Des infrastructures industrielles au service de la valeur ajoutée
La réussite de la filière soja repose également sur des investissements industriels considérables. La Plateforme industrielle d’Adétikopé (PIA) constitue un pôle stratégique, abritant des unités modernes de trituration, de production d’huile, de farines et d’aliments pour bétail.
En 2023, l’usine Togo Soja a été implantée au sein de la PIA avec un investissement de 165 milliards de francs CFA, comprenant deux unités de transformation. Ces infrastructures permettent de transformer la matière première localement, de capturer une part importante de la valeur ajoutée et de créer des milliers d’emplois directs et indirects, dynamisant ainsi l’économie locale.
Le maïs et les cultures vivrières : des initiatives ciblées
La transformation agricole au Togo ne se limite pas au soja. Le maïs, par exemple, bénéficie d’un accompagnement structuré incluant la distribution de semences certifiées, la formation aux bonnes pratiques agricoles et l’amélioration des circuits de commercialisation.

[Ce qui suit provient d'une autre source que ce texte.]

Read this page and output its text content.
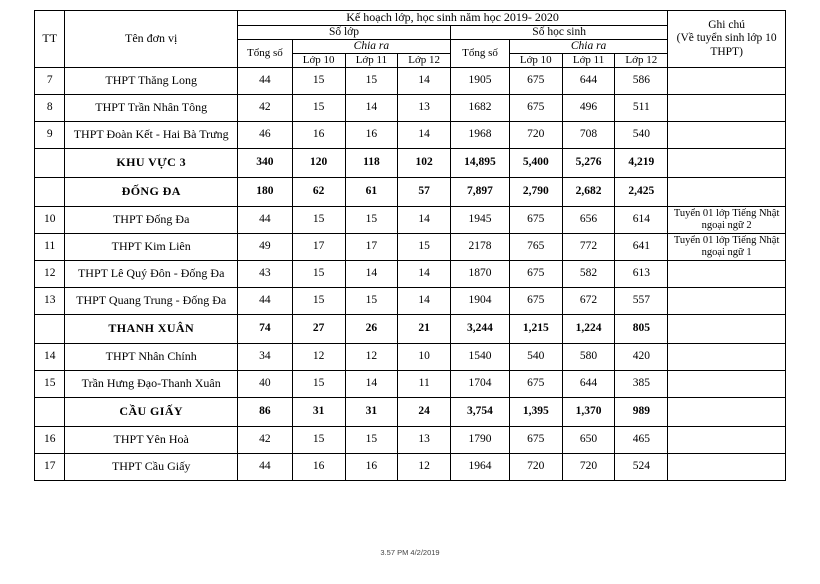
TT	Tên đơn vị	Kế hoạch lớp, học sinh năm học 2019- 2020								Ghi chú
(Về tuyển sinh lớp 10 THPT)

		Số lớp				Số học sinh				
		Tổng số	Chia ra			Tổng số	Chia ra			
			Lớp 10	Lớp 11	Lớp 12		Lớp 10	Lớp 11	Lớp 12	
7	THPT Thăng Long	44	15	15	14	1905	675	644	586	
8	THPT Trần Nhân Tông	42	15	14	13	1682	675	496	511	
9	THPT Đoàn Kết - Hai Bà Trưng	46	16	16	14	1968	720	708	540	
	KHU VỰC 3	340	120	118	102	14,895	5,400	5,276	4,219	
	ĐỐNG ĐA	180	62	61	57	7,897	2,790	2,682	2,425	
10	THPT Đống Đa	44	15	15	14	1945	675	656	614	Tuyển 01 lớp Tiếng Nhật ngoại ngữ 2
11	THPT Kim Liên	49	17	17	15	2178	765	772	641	Tuyển 01 lớp Tiếng Nhật ngoại ngữ 1
12	THPT Lê Quý Đôn - Đống Đa	43	15	14	14	1870	675	582	613	
13	THPT Quang Trung - Đống Đa	44	15	15	14	1904	675	672	557	
	THANH XUÂN	74	27	26	21	3,244	1,215	1,224	805	
14	THPT Nhân Chính	34	12	12	10	1540	540	580	420	
15	Trần Hưng Đạo-Thanh Xuân	40	15	14	11	1704	675	644	385	
	CẦU GIẤY	86	31	31	24	3,754	1,395	1,370	989	
16	THPT Yên Hoà	42	15	15	13	1790	675	650	465	
17	THPT Cầu Giấy	44	16	16	12	1964	720	720	524	
3.57 PM 4/2/2019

En juillet 2024, près de 30 000 producteurs ont reçu des kits d’intrants agricoles – comprenant semences certifiées, engrais et pesticides – grâce au programme FSRP, financé par la Banque mondiale. Ces mesures contribuent à renforcer les rendements et à stabiliser les revenus des producteurs ruraux, tout en favorisant la transformation locale et la sécurité alimentaire.
Une feuille de route claire pour le développement agricole
La stratégie agricole du Togo s’inscrit dans le plan national de développement, qui fixe des priorités claires pour chaque filière. Plusieurs leviers sont mobilisés simultanément :
- Mécanisation des exploitations pour accroître la productivité
- Accès au crédit pour faciliter les investissements des producteurs
- Formation technique pour améliorer les pratiques agricoles
- Appui institutionnel pour renforcer les coopératives et les associations agricoles
- Infrastructures industrielles pour transformer localement les matières premières
Le rôle du gouvernement est de créer un environnement favorable aux investissements privés et de soutenir l’émergence de coopératives solides et compétitives. Cette approche permet de générer un impact économique à la fois pour les agriculteurs et pour l’ensemble de la chaîne de valeur.

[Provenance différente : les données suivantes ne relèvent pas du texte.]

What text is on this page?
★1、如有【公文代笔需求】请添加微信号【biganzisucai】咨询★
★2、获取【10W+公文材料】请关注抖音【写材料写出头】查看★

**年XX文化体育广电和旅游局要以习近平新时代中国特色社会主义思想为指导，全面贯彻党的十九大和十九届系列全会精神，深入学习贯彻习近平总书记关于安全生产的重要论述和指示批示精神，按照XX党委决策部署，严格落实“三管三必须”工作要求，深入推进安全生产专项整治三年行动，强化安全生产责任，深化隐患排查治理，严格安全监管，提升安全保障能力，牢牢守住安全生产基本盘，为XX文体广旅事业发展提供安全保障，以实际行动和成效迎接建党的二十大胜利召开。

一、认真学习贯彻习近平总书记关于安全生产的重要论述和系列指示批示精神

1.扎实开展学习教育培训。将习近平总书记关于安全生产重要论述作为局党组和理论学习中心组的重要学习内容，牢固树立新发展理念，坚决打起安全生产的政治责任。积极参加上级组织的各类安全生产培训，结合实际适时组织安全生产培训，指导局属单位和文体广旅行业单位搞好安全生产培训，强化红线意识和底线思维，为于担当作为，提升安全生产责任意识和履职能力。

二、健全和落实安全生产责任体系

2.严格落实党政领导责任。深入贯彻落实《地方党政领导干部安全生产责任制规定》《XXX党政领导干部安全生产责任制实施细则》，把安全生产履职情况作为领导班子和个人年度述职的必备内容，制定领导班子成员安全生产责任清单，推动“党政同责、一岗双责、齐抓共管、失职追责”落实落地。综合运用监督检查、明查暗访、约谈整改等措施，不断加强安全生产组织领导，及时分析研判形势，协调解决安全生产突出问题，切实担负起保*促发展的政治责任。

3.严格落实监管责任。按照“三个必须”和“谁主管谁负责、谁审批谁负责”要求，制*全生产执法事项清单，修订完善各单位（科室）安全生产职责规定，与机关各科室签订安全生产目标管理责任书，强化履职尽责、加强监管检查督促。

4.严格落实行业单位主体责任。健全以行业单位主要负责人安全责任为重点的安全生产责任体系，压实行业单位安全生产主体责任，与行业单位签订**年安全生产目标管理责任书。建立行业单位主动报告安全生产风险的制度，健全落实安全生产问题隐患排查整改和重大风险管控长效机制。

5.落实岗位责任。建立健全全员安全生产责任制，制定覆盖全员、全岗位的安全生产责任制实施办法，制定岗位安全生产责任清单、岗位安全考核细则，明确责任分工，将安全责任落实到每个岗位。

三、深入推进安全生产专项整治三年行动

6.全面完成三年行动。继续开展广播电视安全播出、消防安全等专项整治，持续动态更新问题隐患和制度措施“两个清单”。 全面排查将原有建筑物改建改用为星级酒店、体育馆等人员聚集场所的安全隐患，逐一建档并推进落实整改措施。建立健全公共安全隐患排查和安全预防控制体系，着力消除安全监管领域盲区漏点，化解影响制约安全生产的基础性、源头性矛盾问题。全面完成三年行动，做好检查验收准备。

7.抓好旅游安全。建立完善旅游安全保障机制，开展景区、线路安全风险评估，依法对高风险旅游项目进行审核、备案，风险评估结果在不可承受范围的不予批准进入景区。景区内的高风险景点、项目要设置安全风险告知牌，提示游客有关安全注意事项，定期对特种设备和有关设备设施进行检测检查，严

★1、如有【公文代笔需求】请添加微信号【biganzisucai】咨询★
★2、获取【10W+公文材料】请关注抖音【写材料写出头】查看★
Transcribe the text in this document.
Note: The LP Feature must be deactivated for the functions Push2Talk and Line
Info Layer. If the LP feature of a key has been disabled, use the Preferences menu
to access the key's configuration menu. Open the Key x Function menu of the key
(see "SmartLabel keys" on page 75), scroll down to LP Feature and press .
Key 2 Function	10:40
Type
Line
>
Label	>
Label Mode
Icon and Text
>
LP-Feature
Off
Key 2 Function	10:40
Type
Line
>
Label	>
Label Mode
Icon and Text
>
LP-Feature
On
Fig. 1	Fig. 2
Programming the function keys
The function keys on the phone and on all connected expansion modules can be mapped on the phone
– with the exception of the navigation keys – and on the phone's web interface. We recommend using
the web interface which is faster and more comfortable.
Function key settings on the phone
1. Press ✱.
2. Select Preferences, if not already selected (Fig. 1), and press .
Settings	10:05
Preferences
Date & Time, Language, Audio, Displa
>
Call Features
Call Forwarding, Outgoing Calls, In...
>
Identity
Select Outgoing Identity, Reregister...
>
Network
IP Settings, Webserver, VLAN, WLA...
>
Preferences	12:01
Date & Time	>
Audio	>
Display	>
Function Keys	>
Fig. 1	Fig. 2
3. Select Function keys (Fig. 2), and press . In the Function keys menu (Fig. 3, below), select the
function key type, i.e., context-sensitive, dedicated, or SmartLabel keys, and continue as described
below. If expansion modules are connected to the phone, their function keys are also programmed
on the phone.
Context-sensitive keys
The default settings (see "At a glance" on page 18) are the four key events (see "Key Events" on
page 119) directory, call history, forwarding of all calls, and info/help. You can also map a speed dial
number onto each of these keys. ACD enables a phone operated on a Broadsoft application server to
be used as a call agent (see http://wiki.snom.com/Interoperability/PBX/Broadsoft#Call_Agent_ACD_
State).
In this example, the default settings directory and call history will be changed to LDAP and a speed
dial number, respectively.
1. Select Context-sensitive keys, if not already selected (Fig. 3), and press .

Des effets concrets sur les populations rurales
Les initiatives en cours commencent déjà à porter leurs fruits. La mise en place des prix planchers et l’augmentation de la transformation locale se traduisent par une hausse des revenus des producteurs. Les zones industrielles comme la PIA attirent également des travailleurs, dynamisent le commerce local et stimulent des activités connexes telles que le transport, la maintenance et les services logistiques.

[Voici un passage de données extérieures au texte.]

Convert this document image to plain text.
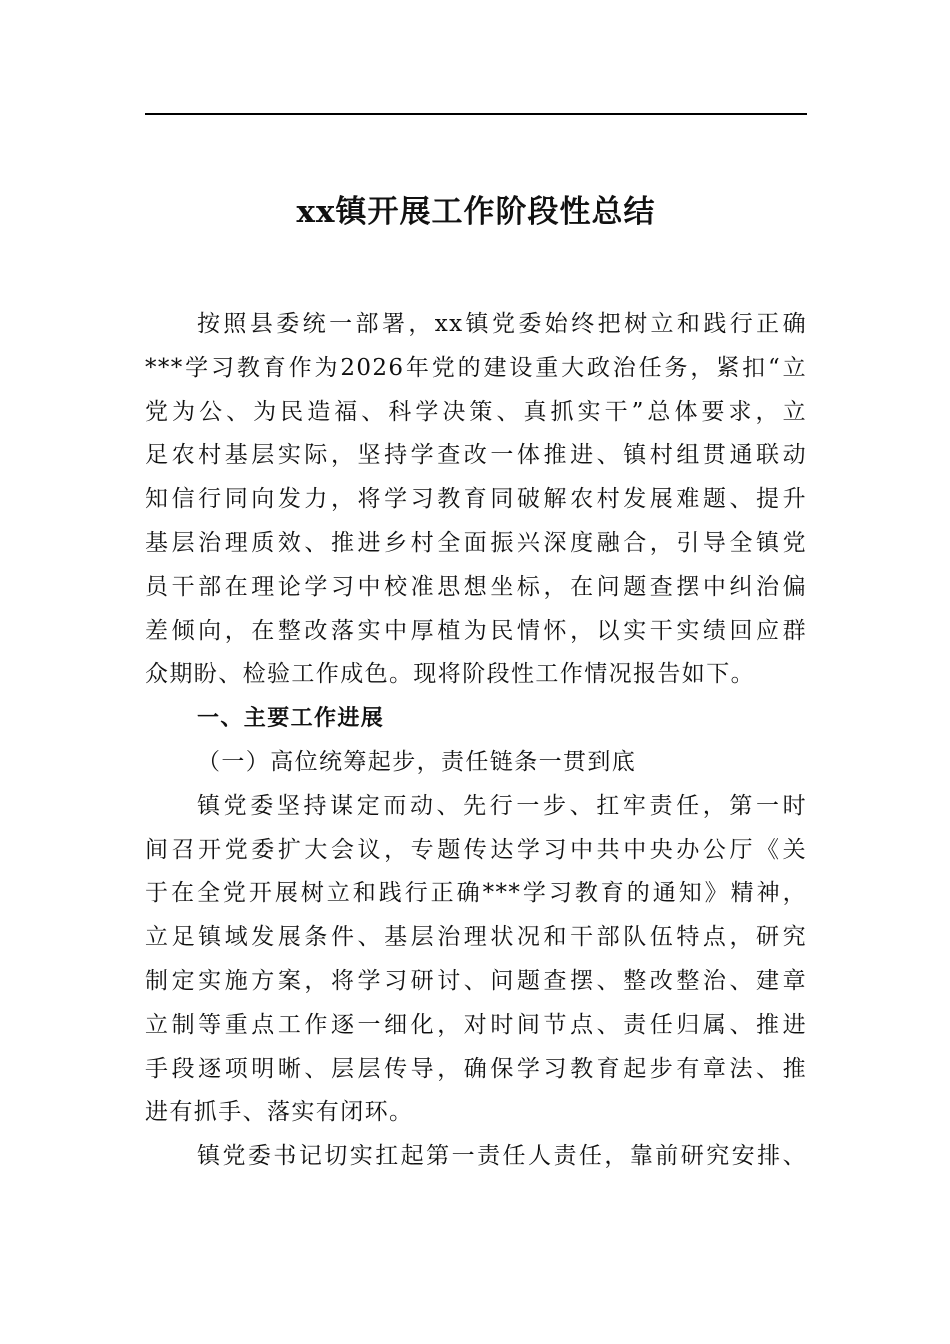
xx镇开展工作阶段性总结
按照县委统一部署，xx镇党委始终把树立和践行正确
***学习教育作为2026年党的建设重大政治任务，紧扣“立
党为公、为民造福、科学决策、真抓实干”总体要求，立
足农村基层实际，坚持学查改一体推进、镇村组贯通联动
知信行同向发力，将学习教育同破解农村发展难题、提升
基层治理质效、推进乡村全面振兴深度融合，引导全镇党
员干部在理论学习中校准思想坐标，在问题查摆中纠治偏
差倾向，在整改落实中厚植为民情怀，以实干实绩回应群
众期盼、检验工作成色。现将阶段性工作情况报告如下。
一、主要工作进展
（一）高位统筹起步，责任链条一贯到底
镇党委坚持谋定而动、先行一步、扛牢责任，第一时
间召开党委扩大会议，专题传达学习中共中央办公厅《关
于在全党开展树立和践行正确***学习教育的通知》精神，
立足镇域发展条件、基层治理状况和干部队伍特点，研究
制定实施方案，将学习研讨、问题查摆、整改整治、建章
立制等重点工作逐一细化，对时间节点、责任归属、推进
手段逐项明晰、层层传导，确保学习教育起步有章法、推
进有抓手、落实有闭环。
镇党委书记切实扛起第一责任人责任，靠前研究安排、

En parallèle, l’amélioration des circuits de commercialisation garantit que les petits producteurs sont mieux rémunérés, tandis que la création d’emplois dans les usines et dans le secteur des services apporte un retentissement positif sur l’économie des communautés rurales.
Une transformation qui vise la durabilité
Au-delà de la simple croissance économique, le programme de transformation agricole du Togo vise à créer une agriculture durable et résiliente. La valorisation des produits locaux, la structuration des filières et la modernisation des infrastructures contribuent à :
- Réduire la dépendance aux importations
- Promouvoir l’innovation agricole
- Encourager la participation active des jeunes dans le secteur agricole
- Stimuler la compétitivité du Togo sur les marchés régionaux et internationaux
Cette vision globale montre que le pays est engagé dans une mutation profonde, où la production, la transformation et la commercialisation sont désormais intégrées pour maximiser la valeur ajoutée sur le territoire national.